The expert continued, “This is just a huge white elephant. It’s garish, too big and dated with amenities that are just silly and not necessary (like an indoor sports complex).”
The mansion with 12-bedroom, 24-bathroom sprawling across 5 acres of land cost the former Hollywood couple $60.8 million in 2023 and listed the house in the market in July, this year. The insider revealed to Froelich that the large mansion was never aesthetically pleasing and it took a while to sell the house when it was new. The house has been on the market for two months according to its Zillow listing.
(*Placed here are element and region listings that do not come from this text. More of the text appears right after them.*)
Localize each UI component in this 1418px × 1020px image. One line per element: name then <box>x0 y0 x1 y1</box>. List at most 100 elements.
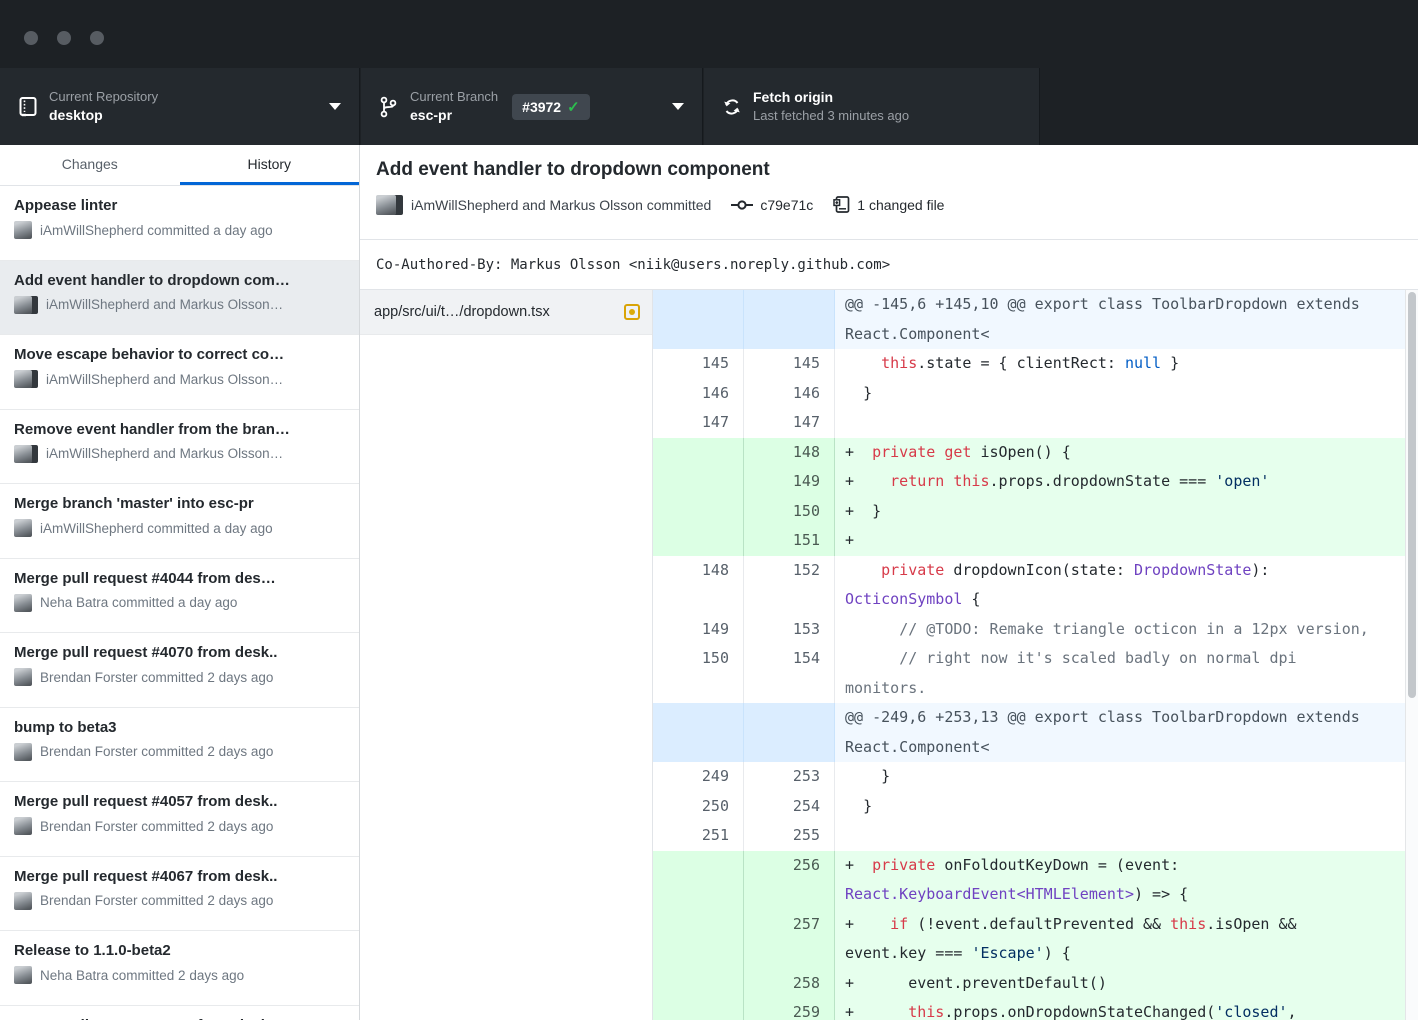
diff-gutter-new <box>744 290 835 349</box>
commit-list-item[interactable]: Merge pull request #4071 from desk.. <box>0 1006 359 1020</box>
commit-meta: iAmWillShepherd and Markus Olsson… <box>46 446 283 461</box>
commit-list-item[interactable]: bump to beta3Brendan Forster committed 2… <box>0 708 359 783</box>
commit-list-item[interactable]: Add event handler to dropdown com… iAmWil… <box>0 261 359 336</box>
diff-code-line <box>835 821 1405 851</box>
avatar <box>14 966 32 984</box>
diff-row-context: 251255 <box>653 821 1405 851</box>
commit-meta: Brendan Forster committed 2 days ago <box>40 893 273 908</box>
diff-row-add: 149+ return this.props.dropdownState ===… <box>653 467 1405 497</box>
diff-gutter-new: 151 <box>744 526 835 556</box>
commit-title: Add event handler to dropdown com… <box>14 272 345 289</box>
diff-code-line: + if (!event.defaultPrevented && this.is… <box>835 910 1405 969</box>
commit-title: Merge pull request #4070 from desk.. <box>14 644 345 661</box>
diff-row-context: 147147 <box>653 408 1405 438</box>
commit-meta: iAmWillShepherd committed a day ago <box>40 223 273 238</box>
app-toolbar: Current Repository desktop Current Branc… <box>0 68 1418 145</box>
fetch-origin-button[interactable]: Fetch origin Last fetched 3 minutes ago <box>704 68 1040 145</box>
pr-number: #3972 <box>522 99 561 115</box>
diff-gutter-old <box>653 467 744 497</box>
diff-gutter-old: 249 <box>653 762 744 792</box>
commit-meta: Brendan Forster committed 2 days ago <box>40 744 273 759</box>
repo-book-icon <box>16 96 40 118</box>
diff-gutter-new: 153 <box>744 615 835 645</box>
repository-label: Current Repository <box>49 89 158 104</box>
scrollbar-thumb[interactable] <box>1408 292 1416 698</box>
diff-view: @@ -145,6 +145,10 @@ export class Toolba… <box>653 290 1405 1020</box>
diff-code-line: + return this.props.dropdownState === 'o… <box>835 467 1405 497</box>
commit-list-item[interactable]: Merge pull request #4070 from desk.. Bren… <box>0 633 359 708</box>
branch-switcher-button[interactable]: Current Branch esc-pr #3972 ✓ <box>361 68 703 145</box>
diff-gutter-new: 256 <box>744 851 835 910</box>
fetch-label: Fetch origin <box>753 89 833 105</box>
check-icon: ✓ <box>567 98 580 116</box>
commit-title: Merge pull request #4067 from desk.. <box>14 868 345 885</box>
diff-row-context: 249253 } <box>653 762 1405 792</box>
commit-sha[interactable]: c79e71c <box>760 197 813 213</box>
commit-list-item[interactable]: Merge pull request #4067 from desk.. Bren… <box>0 857 359 932</box>
commit-list-item[interactable]: Remove event handler from the bran… iAmWi… <box>0 410 359 485</box>
diff-code-line <box>835 408 1405 438</box>
commit-list-item[interactable]: Move escape behavior to correct co… iAmWi… <box>0 335 359 410</box>
diff-row-add: 256+ private onFoldoutKeyDown = (event: … <box>653 851 1405 910</box>
commit-meta: iAmWillShepherd and Markus Olsson… <box>46 297 283 312</box>
diff-gutter-old: 145 <box>653 349 744 379</box>
diff-gutter-old <box>653 910 744 969</box>
branch-name: esc-pr <box>410 107 452 123</box>
commit-list-item[interactable]: Merge pull request #4044 from des… Neha B… <box>0 559 359 634</box>
history-sidebar: Changes History Appease linter iAmWillShe… <box>0 145 360 1020</box>
diff-row-context: 150154 // right now it's scaled badly on… <box>653 644 1405 703</box>
diff-code-line: + <box>835 526 1405 556</box>
diff-row-hunk: @@ -145,6 +145,10 @@ export class Toolba… <box>653 290 1405 349</box>
commit-list-item[interactable]: Merge branch 'master' into esc-pr iAmWill… <box>0 484 359 559</box>
diff-gutter-old: 251 <box>653 821 744 851</box>
commit-list-item[interactable]: Merge pull request #4057 from desk..Bren… <box>0 782 359 857</box>
commit-title: Merge pull request #4044 from des… <box>14 570 345 587</box>
minimize-window-button[interactable] <box>57 31 71 45</box>
diff-gutter-old <box>653 851 744 910</box>
commit-title: Remove event handler from the bran… <box>14 421 345 438</box>
diff-row-context: 148152 private dropdownIcon(state: Dropd… <box>653 556 1405 615</box>
commit-list-item[interactable]: Appease linter iAmWillShepherd committed … <box>0 186 359 261</box>
diff-code-line: } <box>835 379 1405 409</box>
diff-gutter-new: 253 <box>744 762 835 792</box>
commit-meta: iAmWillShepherd committed a day ago <box>40 521 273 536</box>
diff-gutter-old <box>653 497 744 527</box>
diff-code-line: this.state = { clientRect: null } <box>835 349 1405 379</box>
repository-switcher-button[interactable]: Current Repository desktop <box>0 68 360 145</box>
fetch-sublabel: Last fetched 3 minutes ago <box>753 108 909 123</box>
diff-code-line: @@ -145,6 +145,10 @@ export class Toolba… <box>835 290 1405 349</box>
chevron-down-icon <box>329 103 341 110</box>
avatar <box>14 296 38 314</box>
diff-gutter-old: 148 <box>653 556 744 615</box>
diff-code-line: private dropdownIcon(state: DropdownStat… <box>835 556 1405 615</box>
commit-meta: Brendan Forster committed 2 days ago <box>40 670 273 685</box>
commit-description: Co-Authored-By: Markus Olsson <niik@user… <box>360 241 1418 290</box>
commit-meta: Neha Batra committed a day ago <box>40 595 237 610</box>
diff-code-line: @@ -249,6 +253,13 @@ export class Toolba… <box>835 703 1405 762</box>
file-list-item[interactable]: app/src/ui/t…/dropdown.tsx <box>360 290 652 335</box>
diff-row-add: 150+ } <box>653 497 1405 527</box>
diff-row-context: 149153 // @TODO: Remake triangle octicon… <box>653 615 1405 645</box>
commit-list-item[interactable]: Release to 1.1.0-beta2Neha Batra committ… <box>0 931 359 1006</box>
sync-icon <box>720 97 744 117</box>
commit-title: Merge branch 'master' into esc-pr <box>14 495 345 512</box>
commit-meta: iAmWillShepherd and Markus Olsson… <box>46 372 283 387</box>
avatar <box>14 817 32 835</box>
diff-row-add: 148+ private get isOpen() { <box>653 438 1405 468</box>
zoom-window-button[interactable] <box>90 31 104 45</box>
tab-changes[interactable]: Changes <box>0 145 180 185</box>
close-window-button[interactable] <box>24 31 38 45</box>
diff-code-line: + private get isOpen() { <box>835 438 1405 468</box>
repository-name: desktop <box>49 107 103 123</box>
diff-gutter-old: 250 <box>653 792 744 822</box>
diff-gutter-old <box>653 998 744 1020</box>
commit-title: Move escape behavior to correct co… <box>14 346 345 363</box>
diff-code-line: + private onFoldoutKeyDown = (event: Rea… <box>835 851 1405 910</box>
diff-gutter-old <box>653 438 744 468</box>
co-author-line: Co-Authored-By: Markus Olsson <niik@user… <box>376 257 890 273</box>
tab-history[interactable]: History <box>180 145 360 185</box>
commit-meta: Brendan Forster committed 2 days ago <box>40 819 273 834</box>
git-branch-icon <box>377 95 401 119</box>
commit-title: Appease linter <box>14 197 345 214</box>
avatar <box>14 519 32 537</box>
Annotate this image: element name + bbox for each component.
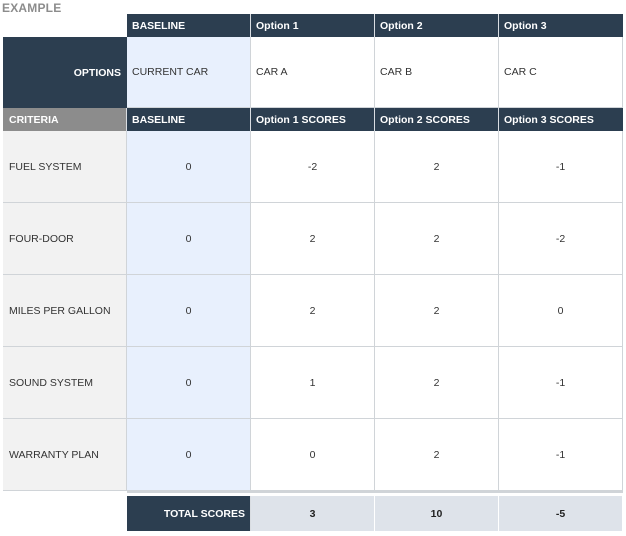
option-3-score[interactable]: -1	[499, 347, 623, 419]
options-label: OPTIONS	[3, 37, 127, 108]
option-2-score[interactable]: 2	[375, 203, 499, 275]
totals-empty-cell	[3, 496, 127, 531]
criteria-name[interactable]: MILES PER GALLON	[3, 275, 127, 347]
option-2-score[interactable]: 2	[375, 419, 499, 491]
header-option-1: Option 1	[251, 14, 375, 37]
option-1-scores-header: Option 1 SCORES	[251, 108, 375, 131]
criteria-header-baseline: BASELINE	[127, 108, 251, 131]
option-1-score[interactable]: 0	[251, 419, 375, 491]
option-2-score[interactable]: 2	[375, 275, 499, 347]
option-1-score[interactable]: -2	[251, 131, 375, 203]
option-1-value[interactable]: CAR A	[251, 37, 375, 108]
option-2-scores-header: Option 2 SCORES	[375, 108, 499, 131]
baseline-score[interactable]: 0	[127, 203, 251, 275]
option-3-total: -5	[499, 496, 623, 531]
page-title: EXAMPLE	[2, 1, 62, 15]
option-2-value[interactable]: CAR B	[375, 37, 499, 108]
decision-matrix-table: BASELINE Option 1 Option 2 Option 3 OPTI…	[3, 14, 623, 531]
criteria-name[interactable]: FOUR-DOOR	[3, 203, 127, 275]
baseline-score[interactable]: 0	[127, 347, 251, 419]
header-option-2: Option 2	[375, 14, 499, 37]
page: EXAMPLE BASELINE Option 1 Option 2 Optio…	[0, 0, 626, 536]
criteria-name[interactable]: WARRANTY PLAN	[3, 419, 127, 491]
criteria-name[interactable]: SOUND SYSTEM	[3, 347, 127, 419]
header-option-3: Option 3	[499, 14, 623, 37]
option-2-score[interactable]: 2	[375, 131, 499, 203]
option-1-score[interactable]: 1	[251, 347, 375, 419]
option-1-score[interactable]: 2	[251, 203, 375, 275]
option-2-score[interactable]: 2	[375, 347, 499, 419]
option-3-score[interactable]: -1	[499, 131, 623, 203]
baseline-score[interactable]: 0	[127, 131, 251, 203]
header-baseline: BASELINE	[127, 14, 251, 37]
criteria-header: CRITERIA	[3, 108, 127, 131]
total-scores-label: TOTAL SCORES	[127, 496, 251, 531]
option-baseline-value[interactable]: CURRENT CAR	[127, 37, 251, 108]
criteria-name[interactable]: FUEL SYSTEM	[3, 131, 127, 203]
option-1-total: 3	[251, 496, 375, 531]
option-3-value[interactable]: CAR C	[499, 37, 623, 108]
option-3-scores-header: Option 3 SCORES	[499, 108, 623, 131]
option-3-score[interactable]: 0	[499, 275, 623, 347]
baseline-score[interactable]: 0	[127, 419, 251, 491]
option-3-score[interactable]: -2	[499, 203, 623, 275]
option-2-total: 10	[375, 496, 499, 531]
option-3-score[interactable]: -1	[499, 419, 623, 491]
baseline-score[interactable]: 0	[127, 275, 251, 347]
option-1-score[interactable]: 2	[251, 275, 375, 347]
header-empty-cell	[3, 14, 127, 37]
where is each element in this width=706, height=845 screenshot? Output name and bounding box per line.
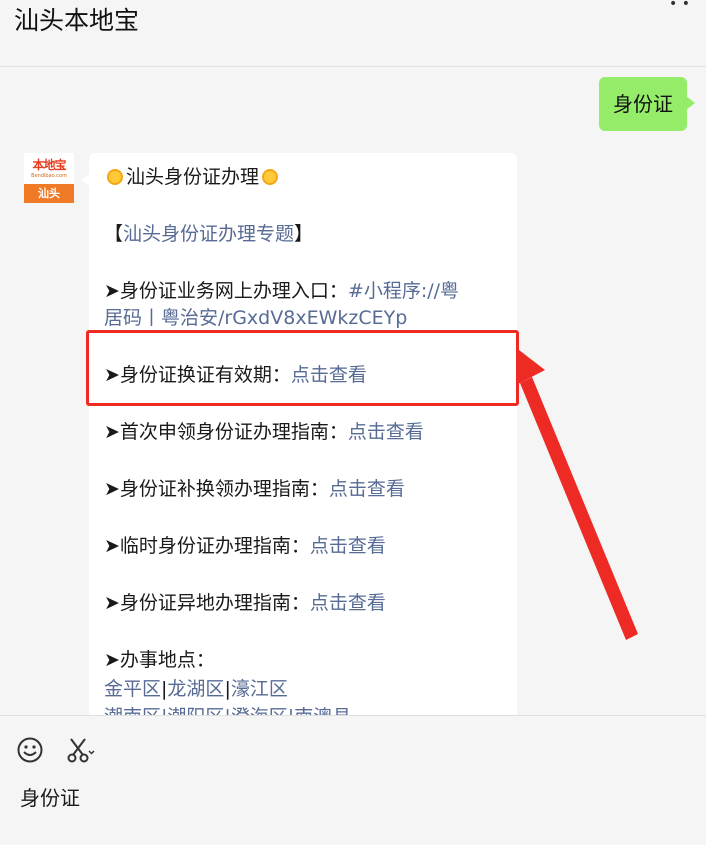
more-icon[interactable]: • • (669, 0, 690, 12)
entry-link-cont[interactable]: 居码丨粤治安/rGxdV8xEWkzCEYp (104, 307, 407, 329)
chat-area[interactable]: 身份证 本地宝 Bendibao.com 汕头 汕头身份证办理 【汕头身份证办理… (0, 67, 706, 715)
highlight-box (86, 330, 519, 406)
locations-line: 金平区|龙湖区|濠江区 (104, 678, 288, 700)
locations-label: ➤办事地点： (104, 649, 215, 671)
list-item: ➤首次申领身份证办理指南：点击查看 (104, 421, 424, 443)
topic-line: 【汕头身份证办理专题】 (104, 223, 314, 245)
avatar-brand: 本地宝 (32, 158, 66, 172)
entry-line-2: 居码丨粤治安/rGxdV8xEWkzCEYp (104, 306, 407, 330)
title-bar: 汕头本地宝 • • (0, 0, 706, 67)
topic-link[interactable]: 汕头身份证办理专题 (123, 223, 294, 245)
view-link[interactable]: 点击查看 (329, 478, 405, 500)
input-area: 身份证 (0, 715, 706, 845)
smile-icon[interactable] (16, 736, 44, 768)
scissors-icon[interactable] (66, 736, 96, 768)
locations-line-clipped[interactable]: 潮南区|潮阳区|澄海区|南澳县 (104, 705, 351, 715)
district-link[interactable]: 濠江区 (231, 678, 288, 700)
outgoing-message[interactable]: 身份证 (599, 77, 695, 131)
view-link[interactable]: 点击查看 (310, 535, 386, 557)
list-item: ➤临时身份证办理指南：点击查看 (104, 535, 386, 557)
entry-link[interactable]: #小程序://粤 (348, 280, 459, 302)
avatar-brand-sub: Bendibao.com (31, 173, 67, 179)
avatar[interactable]: 本地宝 Bendibao.com 汕头 (24, 153, 74, 203)
reply-message: 汕头身份证办理 【汕头身份证办理专题】 ➤身份证业务网上办理入口：#小程序://… (89, 153, 517, 715)
district-link[interactable]: 龙湖区 (167, 678, 224, 700)
reply-heading-line: 汕头身份证办理 (104, 165, 281, 189)
entry-label: ➤身份证业务网上办理入口： (104, 280, 348, 302)
chat-title: 汕头本地宝 (14, 6, 140, 35)
view-link[interactable]: 点击查看 (310, 592, 386, 614)
entry-line-1: ➤身份证业务网上办理入口：#小程序://粤 (104, 279, 459, 303)
district-link[interactable]: 金平区 (104, 678, 161, 700)
avatar-city: 汕头 (24, 184, 74, 203)
reply-heading: 汕头身份证办理 (126, 166, 260, 188)
sun-icon (262, 169, 279, 185)
sun-icon (107, 169, 123, 185)
list-item: ➤身份证异地办理指南：点击查看 (104, 592, 386, 614)
view-link[interactable]: 点击查看 (348, 421, 424, 443)
list-item: ➤身份证补换领办理指南：点击查看 (104, 478, 405, 500)
message-input[interactable]: 身份证 (20, 782, 80, 811)
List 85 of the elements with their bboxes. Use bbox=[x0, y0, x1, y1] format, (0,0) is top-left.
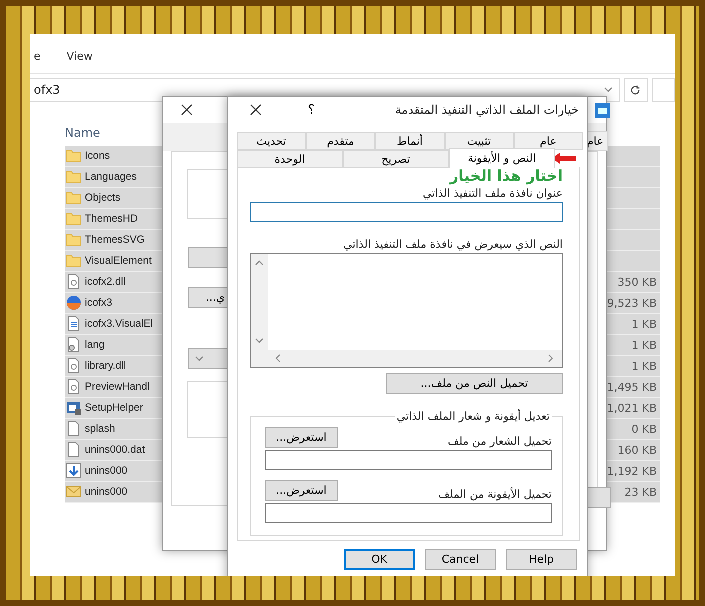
file-name: library.dll bbox=[85, 360, 126, 372]
window-title: خيارات الملف الذاتي التنفيذ المتقدمة bbox=[395, 103, 579, 117]
tab[interactable]: متقدم bbox=[306, 132, 376, 150]
file-name: VisualElement bbox=[85, 255, 152, 267]
chevron-down-icon[interactable] bbox=[604, 87, 613, 93]
app-icon bbox=[595, 103, 610, 118]
chevron-left-icon[interactable] bbox=[275, 354, 281, 363]
chevron-up-icon[interactable] bbox=[255, 260, 264, 266]
field-label: النص الذي سيعرض في نافذة ملف التنفيذ الذاتي bbox=[342, 238, 563, 251]
file-name: ThemesSVG bbox=[85, 234, 146, 246]
file-size: 1 KB bbox=[632, 338, 657, 352]
folder-icon bbox=[66, 211, 82, 227]
file-icon bbox=[66, 442, 82, 458]
file-size: 160 KB bbox=[618, 444, 657, 456]
tab[interactable]: أنماط bbox=[375, 132, 445, 150]
tab[interactable]: النص و الأيقونة bbox=[449, 148, 555, 168]
settings-file-icon bbox=[66, 337, 82, 353]
file-size: 1,021 KB bbox=[607, 402, 657, 414]
file-name: unins000.dat bbox=[85, 444, 146, 456]
refresh-button[interactable] bbox=[624, 78, 648, 102]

The source said, “The house is ugly. It was built in 2001 by a mediocre developer with just bad taste in architecture … it’s a mish-mosh of styles with a faux French roof. When it was built, it sat on the market for years and was listed at $100 million, so maybe [Affleck and Lopez] thought they got a deal for buying it at $61 million. But remember, they also put millions into renovating it to their tastes.” as reported by the New York Post.
Mansion with complimentary taxes
The large mansion is also accompanied by an astronomical amount of taxes. The source said, “The property taxes alone on that house are $762,000 a year — and another $750,000 to insure it and maintain it. So, whoever buys it, they’re out at least $1.5 million per year just to keep the lights on.” Affleck and Lopez will also lose 10% of the house sale proceedings which the two will have to split because of the California mansion tax and realtor fees.
About the house, the source said, “It’s just a big, flawed diamond. People with that kind of money would rather spend $10 million on a (smaller) perfect diamond, rather than dropping $5 million on a huge diamond with visible flaws.”